Горло ей сжала спазма, она брела по галерее по направлению к своей комнате, ничего не видя перед собой. Но в ту секунду, когда она взялась за ручку своей двери, ее остановил голос мистера Филиппа Брума, долетевший из главного холла. Голос был непривычно резок.

– Хоть один дьявол скажет мне, что произошло? – требовательно прозвучал вопрос.

– Видите ли, сэр, мне известно не так много, – ответил голос, хорошо знакомый Кейт. – Я знаю только, что этот юный джентльмен, похоже, неудачно прыгнул через стену рядом с воротами, но я не смогла понять ничего из того, что мне пытались говорить набежавшие люди. Видно, они были все слишком перепуганы, ибо они только и твердили, что юный джентльмен сломал себе шею.
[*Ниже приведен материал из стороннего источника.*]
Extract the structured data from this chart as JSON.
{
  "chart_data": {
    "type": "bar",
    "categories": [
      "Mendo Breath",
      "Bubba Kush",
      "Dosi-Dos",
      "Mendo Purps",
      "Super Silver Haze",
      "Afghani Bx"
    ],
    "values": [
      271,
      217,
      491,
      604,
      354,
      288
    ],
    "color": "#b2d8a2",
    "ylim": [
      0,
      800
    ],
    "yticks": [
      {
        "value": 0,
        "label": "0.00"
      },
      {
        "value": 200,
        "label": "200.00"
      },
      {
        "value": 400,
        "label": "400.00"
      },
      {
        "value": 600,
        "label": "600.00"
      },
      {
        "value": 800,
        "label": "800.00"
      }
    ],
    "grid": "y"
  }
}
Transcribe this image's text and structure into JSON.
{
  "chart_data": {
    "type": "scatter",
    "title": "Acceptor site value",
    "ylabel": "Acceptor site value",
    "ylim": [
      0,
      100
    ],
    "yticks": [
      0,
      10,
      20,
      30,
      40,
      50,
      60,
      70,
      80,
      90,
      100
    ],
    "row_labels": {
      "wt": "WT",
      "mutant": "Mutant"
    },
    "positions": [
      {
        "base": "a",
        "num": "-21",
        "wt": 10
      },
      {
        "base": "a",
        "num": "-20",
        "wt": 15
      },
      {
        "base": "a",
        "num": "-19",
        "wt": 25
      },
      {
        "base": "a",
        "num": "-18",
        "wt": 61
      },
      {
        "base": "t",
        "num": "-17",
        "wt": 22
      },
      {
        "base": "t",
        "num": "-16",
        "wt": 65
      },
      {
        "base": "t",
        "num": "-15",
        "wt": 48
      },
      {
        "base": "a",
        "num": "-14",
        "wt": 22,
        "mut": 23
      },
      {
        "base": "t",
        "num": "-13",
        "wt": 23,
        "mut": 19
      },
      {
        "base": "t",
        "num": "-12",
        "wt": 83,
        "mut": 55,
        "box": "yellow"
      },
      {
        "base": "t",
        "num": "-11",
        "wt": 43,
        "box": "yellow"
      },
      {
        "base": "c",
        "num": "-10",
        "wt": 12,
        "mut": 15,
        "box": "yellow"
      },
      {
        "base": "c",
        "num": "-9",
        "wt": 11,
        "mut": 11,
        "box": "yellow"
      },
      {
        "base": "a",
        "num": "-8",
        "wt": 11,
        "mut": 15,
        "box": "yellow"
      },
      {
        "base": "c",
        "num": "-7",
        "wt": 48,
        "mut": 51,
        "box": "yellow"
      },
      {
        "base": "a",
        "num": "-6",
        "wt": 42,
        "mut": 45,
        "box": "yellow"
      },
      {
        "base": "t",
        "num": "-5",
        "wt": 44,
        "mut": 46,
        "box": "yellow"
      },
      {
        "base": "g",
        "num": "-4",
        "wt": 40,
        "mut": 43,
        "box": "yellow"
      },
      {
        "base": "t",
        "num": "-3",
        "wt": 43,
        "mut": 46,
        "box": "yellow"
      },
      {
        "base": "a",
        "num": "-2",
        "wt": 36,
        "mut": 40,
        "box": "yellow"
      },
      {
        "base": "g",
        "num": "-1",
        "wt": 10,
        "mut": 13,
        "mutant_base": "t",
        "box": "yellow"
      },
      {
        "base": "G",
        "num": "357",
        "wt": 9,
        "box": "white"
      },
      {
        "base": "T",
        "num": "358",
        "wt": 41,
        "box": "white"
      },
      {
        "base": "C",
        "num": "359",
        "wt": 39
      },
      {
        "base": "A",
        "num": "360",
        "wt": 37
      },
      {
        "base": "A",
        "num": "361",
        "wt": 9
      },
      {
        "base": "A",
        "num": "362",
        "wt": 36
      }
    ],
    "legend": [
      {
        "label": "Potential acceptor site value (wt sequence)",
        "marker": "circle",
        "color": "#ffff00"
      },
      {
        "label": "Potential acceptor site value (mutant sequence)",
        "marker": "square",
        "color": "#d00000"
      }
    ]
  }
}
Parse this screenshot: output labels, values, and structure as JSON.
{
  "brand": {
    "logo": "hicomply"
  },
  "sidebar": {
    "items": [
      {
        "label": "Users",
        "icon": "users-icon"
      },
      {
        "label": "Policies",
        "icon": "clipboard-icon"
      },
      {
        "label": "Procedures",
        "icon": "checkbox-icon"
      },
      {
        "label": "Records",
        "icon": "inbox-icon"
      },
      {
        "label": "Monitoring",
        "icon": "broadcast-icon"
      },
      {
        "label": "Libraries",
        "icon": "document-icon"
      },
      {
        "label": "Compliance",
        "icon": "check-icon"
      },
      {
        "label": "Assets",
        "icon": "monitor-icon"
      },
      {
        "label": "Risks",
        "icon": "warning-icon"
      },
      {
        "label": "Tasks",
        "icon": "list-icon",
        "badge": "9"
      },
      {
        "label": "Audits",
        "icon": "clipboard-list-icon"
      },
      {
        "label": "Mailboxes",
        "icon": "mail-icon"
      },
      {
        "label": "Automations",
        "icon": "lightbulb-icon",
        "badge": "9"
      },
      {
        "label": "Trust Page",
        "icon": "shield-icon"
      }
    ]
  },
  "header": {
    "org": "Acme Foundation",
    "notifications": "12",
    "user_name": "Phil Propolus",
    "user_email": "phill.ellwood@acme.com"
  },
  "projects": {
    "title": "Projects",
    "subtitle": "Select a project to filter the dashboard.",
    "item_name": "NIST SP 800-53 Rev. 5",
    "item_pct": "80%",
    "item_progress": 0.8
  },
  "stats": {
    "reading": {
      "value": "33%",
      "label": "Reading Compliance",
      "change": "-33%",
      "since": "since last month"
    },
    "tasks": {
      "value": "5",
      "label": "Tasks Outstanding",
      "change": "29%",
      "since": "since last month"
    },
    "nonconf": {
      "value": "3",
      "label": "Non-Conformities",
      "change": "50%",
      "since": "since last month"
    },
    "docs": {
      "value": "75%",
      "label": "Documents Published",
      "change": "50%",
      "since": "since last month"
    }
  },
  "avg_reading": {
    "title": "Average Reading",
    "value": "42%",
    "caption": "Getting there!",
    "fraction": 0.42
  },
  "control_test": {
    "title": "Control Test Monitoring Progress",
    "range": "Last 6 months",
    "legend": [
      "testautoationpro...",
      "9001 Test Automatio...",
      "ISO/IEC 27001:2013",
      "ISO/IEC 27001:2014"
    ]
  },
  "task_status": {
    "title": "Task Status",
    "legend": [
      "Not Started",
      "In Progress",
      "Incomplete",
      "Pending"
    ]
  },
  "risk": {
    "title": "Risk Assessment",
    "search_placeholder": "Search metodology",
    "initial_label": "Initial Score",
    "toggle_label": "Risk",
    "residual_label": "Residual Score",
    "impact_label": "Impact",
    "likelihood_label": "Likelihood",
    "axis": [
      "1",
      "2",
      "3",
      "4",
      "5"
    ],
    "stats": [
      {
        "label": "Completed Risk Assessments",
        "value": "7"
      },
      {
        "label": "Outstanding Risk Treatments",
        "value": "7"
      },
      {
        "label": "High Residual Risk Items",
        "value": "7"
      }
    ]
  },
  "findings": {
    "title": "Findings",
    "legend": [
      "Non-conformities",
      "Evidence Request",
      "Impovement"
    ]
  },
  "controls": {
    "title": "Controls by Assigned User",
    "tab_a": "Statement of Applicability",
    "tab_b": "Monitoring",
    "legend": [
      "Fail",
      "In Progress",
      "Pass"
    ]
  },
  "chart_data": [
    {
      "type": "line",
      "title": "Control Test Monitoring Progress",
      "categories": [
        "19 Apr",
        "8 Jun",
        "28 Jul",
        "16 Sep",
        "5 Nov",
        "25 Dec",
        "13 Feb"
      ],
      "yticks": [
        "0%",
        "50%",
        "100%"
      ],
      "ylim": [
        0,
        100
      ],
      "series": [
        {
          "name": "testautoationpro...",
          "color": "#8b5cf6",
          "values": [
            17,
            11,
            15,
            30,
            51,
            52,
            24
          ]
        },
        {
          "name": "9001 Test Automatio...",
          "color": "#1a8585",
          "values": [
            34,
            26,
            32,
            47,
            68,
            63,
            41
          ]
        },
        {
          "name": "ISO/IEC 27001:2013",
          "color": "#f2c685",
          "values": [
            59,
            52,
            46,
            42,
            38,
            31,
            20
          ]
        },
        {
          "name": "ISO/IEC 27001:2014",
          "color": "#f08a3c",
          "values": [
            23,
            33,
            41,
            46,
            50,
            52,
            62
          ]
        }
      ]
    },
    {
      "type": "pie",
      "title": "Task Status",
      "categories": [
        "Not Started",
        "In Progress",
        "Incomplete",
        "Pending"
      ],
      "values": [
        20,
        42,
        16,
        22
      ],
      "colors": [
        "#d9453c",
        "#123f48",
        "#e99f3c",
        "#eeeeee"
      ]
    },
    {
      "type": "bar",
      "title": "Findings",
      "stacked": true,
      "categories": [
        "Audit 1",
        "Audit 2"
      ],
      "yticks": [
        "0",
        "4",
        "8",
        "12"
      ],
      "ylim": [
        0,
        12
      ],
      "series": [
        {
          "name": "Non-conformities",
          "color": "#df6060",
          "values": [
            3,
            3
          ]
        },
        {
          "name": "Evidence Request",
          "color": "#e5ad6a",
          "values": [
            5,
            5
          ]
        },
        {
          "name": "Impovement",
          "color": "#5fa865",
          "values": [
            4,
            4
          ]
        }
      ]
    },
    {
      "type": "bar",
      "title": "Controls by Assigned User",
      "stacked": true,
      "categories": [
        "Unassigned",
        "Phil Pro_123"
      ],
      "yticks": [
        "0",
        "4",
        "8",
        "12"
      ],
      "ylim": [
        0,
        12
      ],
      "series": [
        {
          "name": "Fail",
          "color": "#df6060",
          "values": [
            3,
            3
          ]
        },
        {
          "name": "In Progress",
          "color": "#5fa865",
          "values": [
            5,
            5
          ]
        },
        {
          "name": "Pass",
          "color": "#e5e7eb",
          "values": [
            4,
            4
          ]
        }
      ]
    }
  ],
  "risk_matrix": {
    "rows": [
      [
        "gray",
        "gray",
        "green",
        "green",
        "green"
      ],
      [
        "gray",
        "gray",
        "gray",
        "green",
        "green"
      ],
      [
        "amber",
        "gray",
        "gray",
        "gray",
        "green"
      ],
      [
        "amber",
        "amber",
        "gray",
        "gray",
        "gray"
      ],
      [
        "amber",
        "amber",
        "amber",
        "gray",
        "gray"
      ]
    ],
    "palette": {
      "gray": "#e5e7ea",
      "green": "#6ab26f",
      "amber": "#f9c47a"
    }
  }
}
Хотя он не сломал ни шеи, ни чего-либо другого, насколько я могу судить. Он просто сильно ударился. Поэтому я велела им положить его в мой экипаж и привезла его сюда к дому.

– Сара! – вскричала Кейт, бросаясь к лестнице и чуть не кубарем сбегая вниз. – О, Сара! О, Сара!

Она с разбегу упала в объятия миссис Нид, и все ее чрезмерное нервное напряжение исторглось в истерическом рыдании. Миссис Нид сердечно ее расцеловала, но сказала внушительно:

– Ну-ну, довольно же, мисс Кейт! Была нужда впадать в ипохондрию из-за того только, что я приехала на тебя взглянуть! Вот уж никак не ожидала увидеть тебя в слезах!

– Забери меня отсюда, Сара! Пожалуйста, забери меня! – умоляюще выговорила Кейт.

– Конечно, любушка моя, но всему свое время. Посиди здесь, будь хорошей девочкой, а то я на тебя рассержусь!

Она усадила Кейт в кресло и снова обернулась к группе людей, столпившейся возле кушетки, на которой было распростерто бесчувственное тело Торкила. Один из лакеев с беспомощным видом держал в руке пузырек с нюхательными солями; Пеннимор с тревогой взирал на мистера Филиппа Брума; а сам Филипп на коленях стоял возле кушетки, пытаясь нащупать у Торкила пульс.

– Эй, дурень! – прикрикнула Сара на лакея, вырывая у него из руки пузырек. – Для чего, по-твоему, я тебе это дала?

Она оттолкнула его в сторону и начала водить пузырьком у лица Торкила.

– Ничего ведь не сломано, сэр, как по-вашему?

– Не думаю, – коротко ответил Филипп. – Доктор определит. Пеннимор, вы послали за доктором Делаболем?

– Да, сэр, Джеймс отправился его искать. Мистер Филипп, а не убрать ли его из холла? Неровен час, сэр Тимоти услышит!

– Он не услышит: я оставил его в спальне, он собирался отдохнуть перед обедом. – Филипп взглянул на Сару.